First Love is an American soap opera which ran on NBC Daytime from July 5, 1954 to December 30, 1955. The series aired at 4:15 p.m. EST, between Golden Windows and Concerning Miss Marlowe. Although the show had a strong fan following, at the time NBC had little use for developing any of their daytime shows (the first successful NBC daytime soap was not until 1963's The Doctors) and canceled First Love after a year and a half. Many cast members such as Patricia Barry, Val Dufour and Rosemary Prinz went on to become long-running daytime stars.

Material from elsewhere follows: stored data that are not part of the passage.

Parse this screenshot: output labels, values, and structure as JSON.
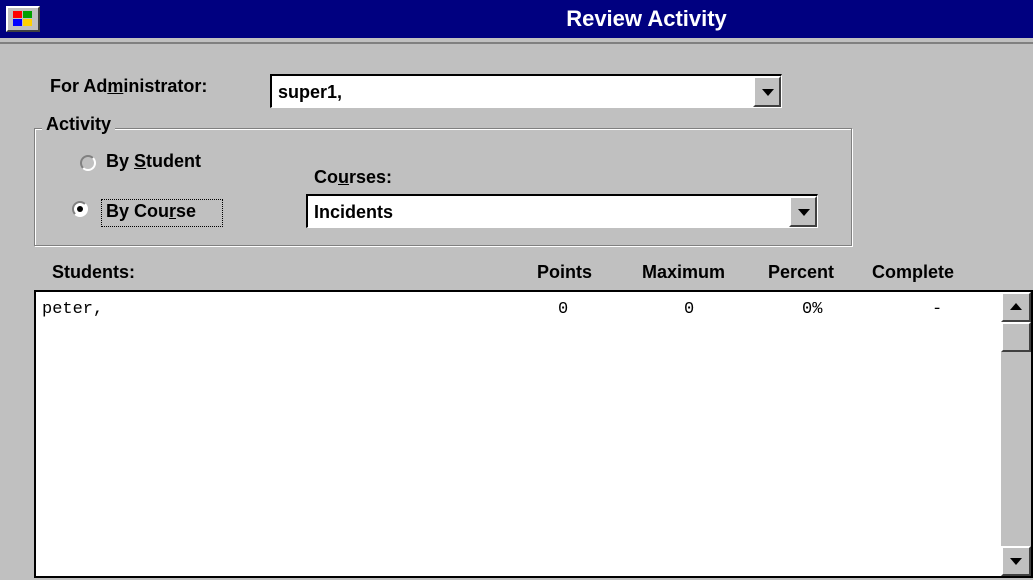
{
  "window": {
    "title": "Review Activity"
  },
  "administrator": {
    "label_pre": "For Ad",
    "label_accel": "m",
    "label_post": "inistrator:",
    "value": "super1,"
  },
  "activity": {
    "group_title": "Activity",
    "by_student": {
      "pre": "By ",
      "accel": "S",
      "post": "tudent",
      "selected": false
    },
    "by_course": {
      "pre": "By Cou",
      "accel": "r",
      "post": "se",
      "selected": true
    },
    "courses_label": {
      "pre": "Co",
      "accel": "u",
      "post": "rses:"
    },
    "courses_value": "Incidents"
  },
  "table": {
    "headers": {
      "students": "Students:",
      "points": "Points",
      "maximum": "Maximum",
      "percent": "Percent",
      "complete": "Complete"
    },
    "rows": [
      {
        "student": "peter,",
        "points": "0",
        "maximum": "0",
        "percent": "0%",
        "complete": "-"
      }
    ]
  },
  "colors": {
    "titlebar": "#000080",
    "window_bg": "#c0c0c0"
  }
}
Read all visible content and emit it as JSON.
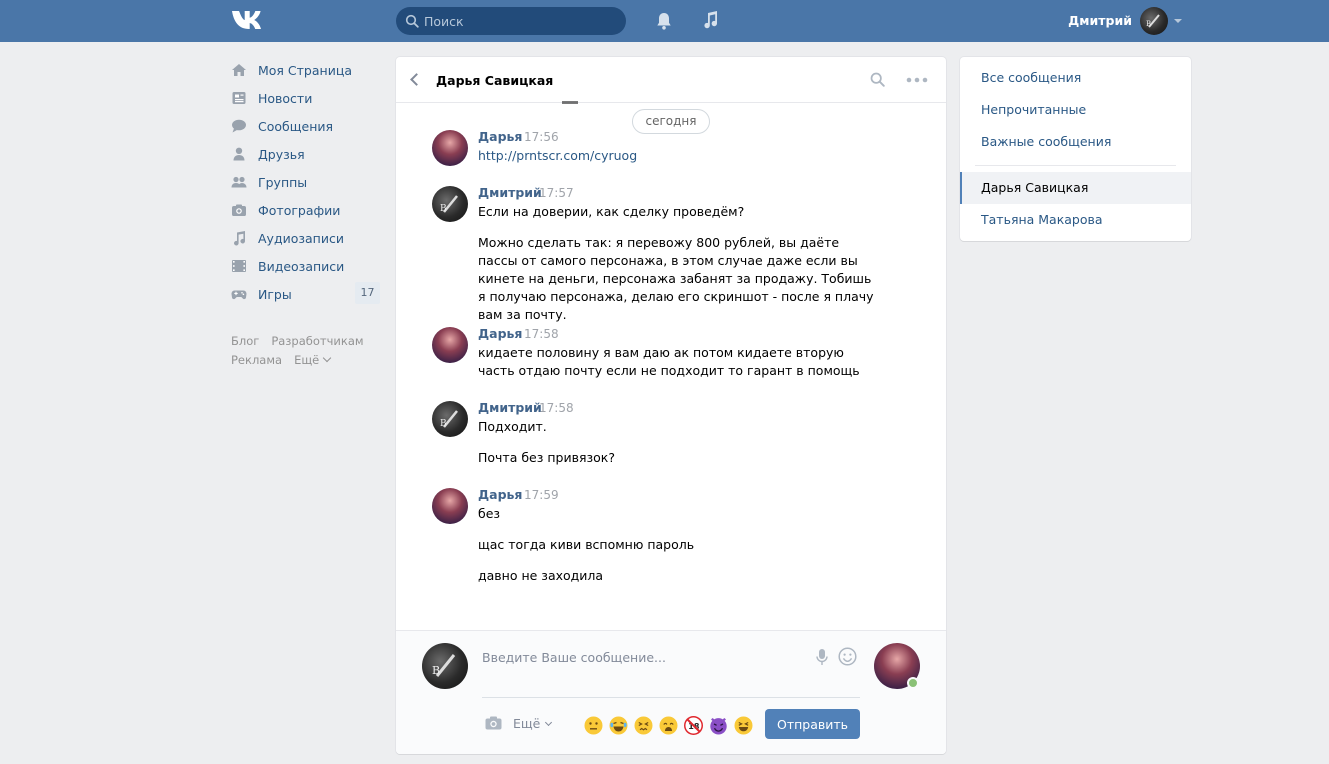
{
  "header": {
    "logo": "VK",
    "search_placeholder": "Поиск",
    "username": "Дмитрий"
  },
  "sidebar": {
    "items": [
      {
        "label": "Моя Страница",
        "icon": "home-icon"
      },
      {
        "label": "Новости",
        "icon": "news-icon"
      },
      {
        "label": "Сообщения",
        "icon": "messages-icon"
      },
      {
        "label": "Друзья",
        "icon": "friends-icon"
      },
      {
        "label": "Группы",
        "icon": "groups-icon"
      },
      {
        "label": "Фотографии",
        "icon": "camera-icon"
      },
      {
        "label": "Аудиозаписи",
        "icon": "music-icon"
      },
      {
        "label": "Видеозаписи",
        "icon": "video-icon"
      },
      {
        "label": "Игры",
        "icon": "gamepad-icon",
        "badge": "17"
      }
    ],
    "footer": {
      "blog": "Блог",
      "developers": "Разработчикам",
      "ads": "Реклама",
      "more": "Ещё"
    }
  },
  "chat": {
    "title": "Дарья Савицкая",
    "date_divider": "сегодня",
    "messages": [
      {
        "author": "Дарья",
        "time": "17:56",
        "lines": [
          "http://prntscr.com/cyruog"
        ],
        "link": true
      },
      {
        "author": "Дмитрий",
        "time": "17:57",
        "lines": [
          "Если на доверии, как сделку проведём?",
          "Можно сделать так: я перевожу 800 рублей, вы даёте пассы от самого персонажа, в этом случае даже если вы кинете на деньги, персонажа забанят за продажу. Тобишь я получаю персонажа, делаю его скриншот - после я плачу вам за почту."
        ]
      },
      {
        "author": "Дарья",
        "time": "17:58",
        "lines": [
          "кидаете половину я вам даю ак потом кидаете вторую часть отдаю почту если не подходит то гарант в помощь"
        ]
      },
      {
        "author": "Дмитрий",
        "time": "17:58",
        "lines": [
          "Подходит.",
          "Почта без привязок?"
        ]
      },
      {
        "author": "Дарья",
        "time": "17:59",
        "lines": [
          "без",
          "щас тогда киви вспомню пароль",
          "давно не заходила"
        ]
      }
    ],
    "composer": {
      "placeholder": "Введите Ваше сообщение...",
      "more_label": "Ещё",
      "send_label": "Отправить",
      "emojis": [
        "neutral-face",
        "laughing-tears",
        "persevering-face",
        "weary-face",
        "no-under-18",
        "smiling-imp",
        "squinting-grin"
      ]
    }
  },
  "right_panel": {
    "filters": [
      "Все сообщения",
      "Непрочитанные",
      "Важные сообщения"
    ],
    "dialogs": [
      {
        "name": "Дарья Савицкая",
        "active": true
      },
      {
        "name": "Татьяна Макарова",
        "active": false
      }
    ]
  },
  "colors": {
    "header_bg": "#4a76a8",
    "link": "#2a5885",
    "author": "#42648b",
    "send_button": "#5181b8",
    "online": "#8ac176"
  }
}
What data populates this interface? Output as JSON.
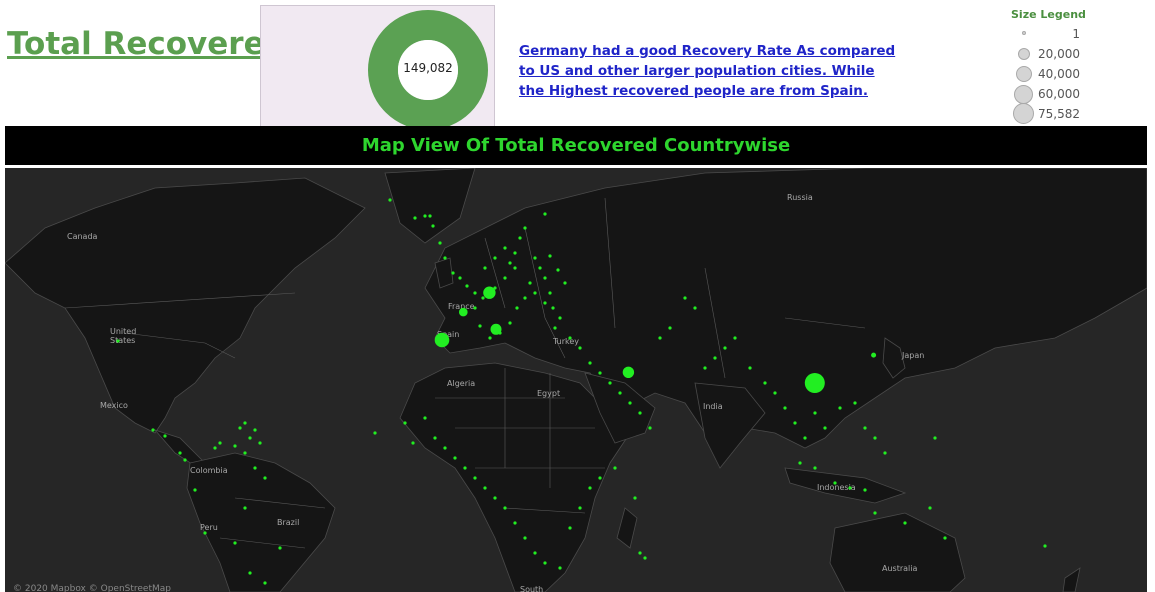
{
  "header": {
    "title": "Total Recovered",
    "donut_value": "149,082",
    "donut_color": "#5ba153",
    "insight": "Germany had a good Recovery Rate As compared to US and other larger population cities. While the Highest recovered people are from Spain."
  },
  "size_legend": {
    "title": "Size Legend",
    "items": [
      "1",
      "20,000",
      "40,000",
      "60,000",
      "75,582"
    ]
  },
  "map": {
    "banner": "Map View Of Total Recovered Countrywise",
    "labels": [
      "Canada",
      "United States",
      "Mexico",
      "Colombia",
      "Peru",
      "Brazil",
      "Russia",
      "France",
      "Spain",
      "Turkey",
      "Algeria",
      "Egypt",
      "India",
      "Japan",
      "Indonesia",
      "Australia",
      "South"
    ],
    "credit": "© 2020 Mapbox © OpenStreetMap",
    "marker_color": "#22ee22",
    "big_markers": [
      {
        "name": "China",
        "lon": 110,
        "lat": 30,
        "value": 75582
      },
      {
        "name": "Spain",
        "lon": -4,
        "lat": 40,
        "value": 40437
      },
      {
        "name": "Italy",
        "lon": 12.5,
        "lat": 42.5,
        "value": 22837
      },
      {
        "name": "Germany",
        "lon": 10.5,
        "lat": 51,
        "value": 28700
      },
      {
        "name": "Iran",
        "lon": 53,
        "lat": 32.5,
        "value": 24236
      },
      {
        "name": "France",
        "lon": 2.5,
        "lat": 46.5,
        "value": 14008
      },
      {
        "name": "South Korea",
        "lon": 128,
        "lat": 36.5,
        "value": 4529
      }
    ]
  }
}
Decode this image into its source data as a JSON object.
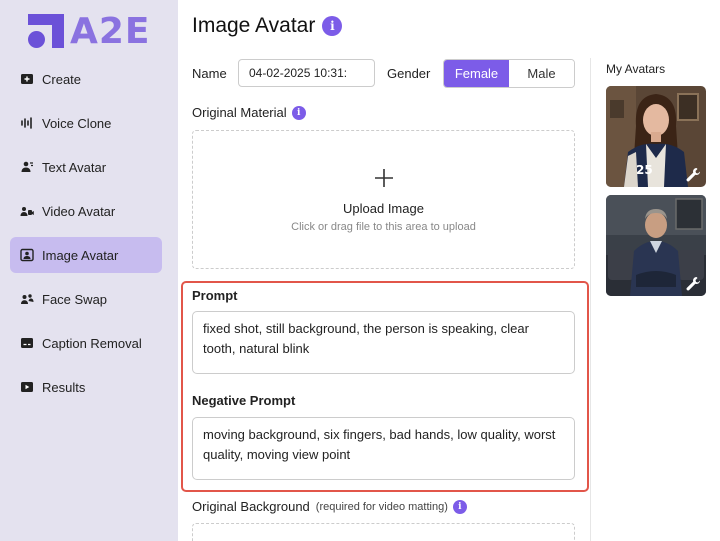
{
  "brand": {
    "name": "A2E",
    "primary": "#7c5ce8",
    "sidebar_bg": "#e4e2ef",
    "active_bg": "#c7bcef",
    "highlight": "#e2564a"
  },
  "sidebar": {
    "items": [
      {
        "label": "Create",
        "icon": "add-box-icon"
      },
      {
        "label": "Voice Clone",
        "icon": "waveform-icon"
      },
      {
        "label": "Text Avatar",
        "icon": "person-text-icon"
      },
      {
        "label": "Video Avatar",
        "icon": "video-person-icon"
      },
      {
        "label": "Image Avatar",
        "icon": "image-person-icon",
        "active": true
      },
      {
        "label": "Face Swap",
        "icon": "face-swap-icon"
      },
      {
        "label": "Caption Removal",
        "icon": "caption-icon"
      },
      {
        "label": "Results",
        "icon": "play-box-icon"
      }
    ]
  },
  "page": {
    "title": "Image Avatar",
    "info": "i"
  },
  "form": {
    "name_label": "Name",
    "name_value": "04-02-2025 10:31:",
    "gender_label": "Gender",
    "gender_options": [
      "Female",
      "Male"
    ],
    "gender_selected": "Female",
    "original_material_label": "Original Material",
    "upload_title": "Upload Image",
    "upload_hint": "Click or drag file to this area to upload",
    "prompt_label": "Prompt",
    "prompt_value": "fixed shot, still background, the person is speaking, clear tooth, natural blink",
    "negative_prompt_label": "Negative Prompt",
    "negative_prompt_value": "moving background, six fingers, bad hands, low quality, worst quality, moving view point",
    "original_background_label": "Original Background",
    "original_background_note": "(required for video matting)"
  },
  "avatars": {
    "title": "My Avatars",
    "items": [
      {
        "desc": "woman-in-varsity-jacket",
        "icon": "wrench-icon"
      },
      {
        "desc": "man-seated-on-sofa",
        "icon": "wrench-icon"
      }
    ]
  }
}
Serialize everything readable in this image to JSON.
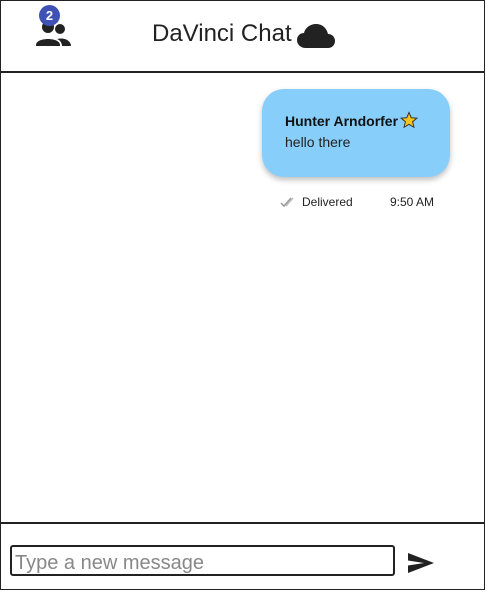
{
  "header": {
    "title": "DaVinci Chat",
    "users_badge_count": "2",
    "users_icon": "users-icon",
    "status_icon": "cloud-icon"
  },
  "messages": [
    {
      "sender": "Hunter Arndorfer",
      "sender_icon": "star-icon",
      "text": "hello there",
      "status": "Delivered",
      "status_icon": "check-icon",
      "time": "9:50 AM"
    }
  ],
  "composer": {
    "placeholder": "Type a new message",
    "value": "",
    "send_icon": "send-icon"
  },
  "colors": {
    "bubble": "#87cefa",
    "badge": "#3f51b5",
    "star": "#f5c518"
  }
}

Created by Adrian Samish and written by Myrna Starr, the series centered on jet engineer Zach James (Val Dufour, then Tod Andrews) and his difficult marriage to Laurie James (née Kennedy) (Patricia Barry). Due to being neglected as a child, Zach was obsessed with building a name for himself. Laurie tried to understand him but was unable to help him deal with his problems, as he went on trial for the murder of a woman aviator he may have been having an affair with.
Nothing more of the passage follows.